When environmentalists and industry leaders come together for conservation, amazing things happen. Take, for instance, the case of the lesser long-nosed bat.
This species was once close to extinction. Because it's a nectar-eating species and thus critical for pollination of plants such as agave (the plant used to make tequila) it's plight was the worry of not only biologists and conservationists but also tequila producers.
These groups have combined efforts over the course of 30 years, and the species is finally back to a point where it may be removed from the endangered species list — a first for a bat species. This AP story in the Farmington Daily Times puts the numbers into perspective:
Federal officials said it has taken 30 years of conservation efforts by biologists and volunteers in Mexico and the U.S. as well as tequila producers in Mexico to rebuild a healthy population. There were once thought to be fewer than 1,000 lesser long-nosed bats in 14 known roosts throughout the region. Now, there are about 200,000 of the nectar-feeding animals and dozens of roost sites.
Still, the bats aren't out of the woods yet. "The tequila industry has seen a 60 percent growth over the past 10 years," Mike Daulton, the executive director of Bat Conservation International, tells NPR. "At the super-premium level, where you're spending $30 a bottle or more, it's more like 400 percent growth. And that means you have to grow a lot of agave."

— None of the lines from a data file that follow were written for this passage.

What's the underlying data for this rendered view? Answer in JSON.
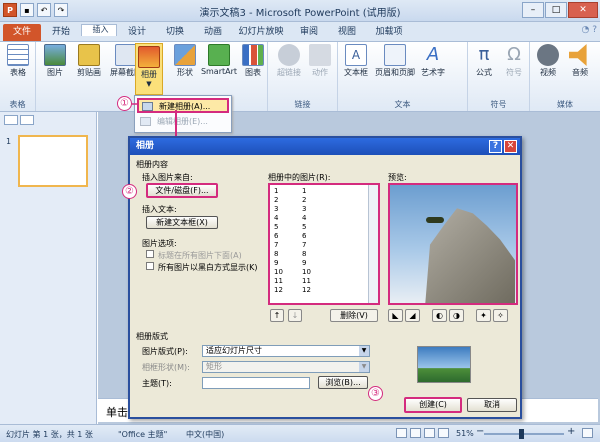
{
  "window": {
    "title": "演示文稿3 - Microsoft PowerPoint (试用版)"
  },
  "tabs": [
    {
      "label": "文件",
      "state": "file"
    },
    {
      "label": "开始",
      "state": "normal"
    },
    {
      "label": "插入",
      "state": "selected"
    },
    {
      "label": "设计",
      "state": "normal"
    },
    {
      "label": "切换",
      "state": "normal"
    },
    {
      "label": "动画",
      "state": "normal"
    },
    {
      "label": "幻灯片放映",
      "state": "normal"
    },
    {
      "label": "审阅",
      "state": "normal"
    },
    {
      "label": "视图",
      "state": "normal"
    },
    {
      "label": "加载项",
      "state": "normal"
    }
  ],
  "ribbon": {
    "groups": {
      "table": "表格",
      "images": "图像",
      "links": "链接",
      "text": "文本",
      "symbols": "符号",
      "media": "媒体"
    },
    "buttons": {
      "table": "表格",
      "picture": "图片",
      "clipart": "剪贴画",
      "screenshot": "屏幕截图",
      "album": "相册",
      "shapes": "形状",
      "smartart": "SmartArt",
      "chart": "图表",
      "hyperlink": "超链接",
      "action": "动作",
      "textbox": "文本框",
      "headerfooter": "页眉和页脚",
      "wordart": "艺术字",
      "formula": "公式",
      "symbol": "符号",
      "video": "视频",
      "audio": "音频"
    }
  },
  "album_menu": {
    "new_album": "新建相册(A)...",
    "edit_album": "编辑相册(E)..."
  },
  "slides": {
    "thumb_number": "1",
    "click_prompt": "单击此"
  },
  "dialog": {
    "title": "相册",
    "album_content": "相册内容",
    "insert_picture_from": "插入图片来自:",
    "file_disk_button": "文件/磁盘(F)...",
    "insert_text": "插入文本:",
    "new_textbox_button": "新建文本框(X)",
    "picture_options": "图片选项:",
    "caption_below_all": "标题在所有图片下面(A)",
    "all_black_white": "所有图片以黑白方式显示(K)",
    "pictures_in_album": "相册中的图片(R):",
    "preview": "预览:",
    "picture_rows": [
      "1",
      "2",
      "3",
      "4",
      "5",
      "6",
      "7",
      "8",
      "9",
      "10",
      "11",
      "12"
    ],
    "move_up": "↑",
    "move_down": "↓",
    "delete_button": "删除(V)",
    "album_layout": "相册版式",
    "picture_layout_label": "图片版式(P):",
    "picture_layout_value": "适应幻灯片尺寸",
    "frame_shape_label": "相框形状(M):",
    "frame_shape_value": "矩形",
    "theme_label": "主题(T):",
    "browse_button": "浏览(B)...",
    "create_button": "创建(C)",
    "cancel_button": "取消"
  },
  "annotations": {
    "step1": "①",
    "step2": "②",
    "step3": "③"
  },
  "status": {
    "slide_info": "幻灯片 第 1 张，共 1 张",
    "theme": "\"Office 主题\"",
    "language": "中文(中国)",
    "zoom": "51%"
  },
  "colors": {
    "highlight": "#d42b7e",
    "file_tab": "#d2552a",
    "dialog_title": "#2d6be0"
  }
}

With the increased demand comes industrial agave farming, where major tequila companies use cloned agave plants. They're cheaper and easier to grow, NPR reports, but it means less nectar and fewer plants in the bats' natural ecosystem.
Bats are an under-appreciated pollinator. "In North American deserts, giant cacti and agave depend on bats for pollination, while tropical bats pollinate incredible numbers of plants," explains Bat Conservation International.
So next time you sip a fine tequila, raise your glass to a bat. And if you want to help bats in the process, look for brands that are part of the Tequila Interchange Project, a coalition of bartenders, scientists and industry professionals who work to make tequila production more sustainable and promote bat-friendly brands.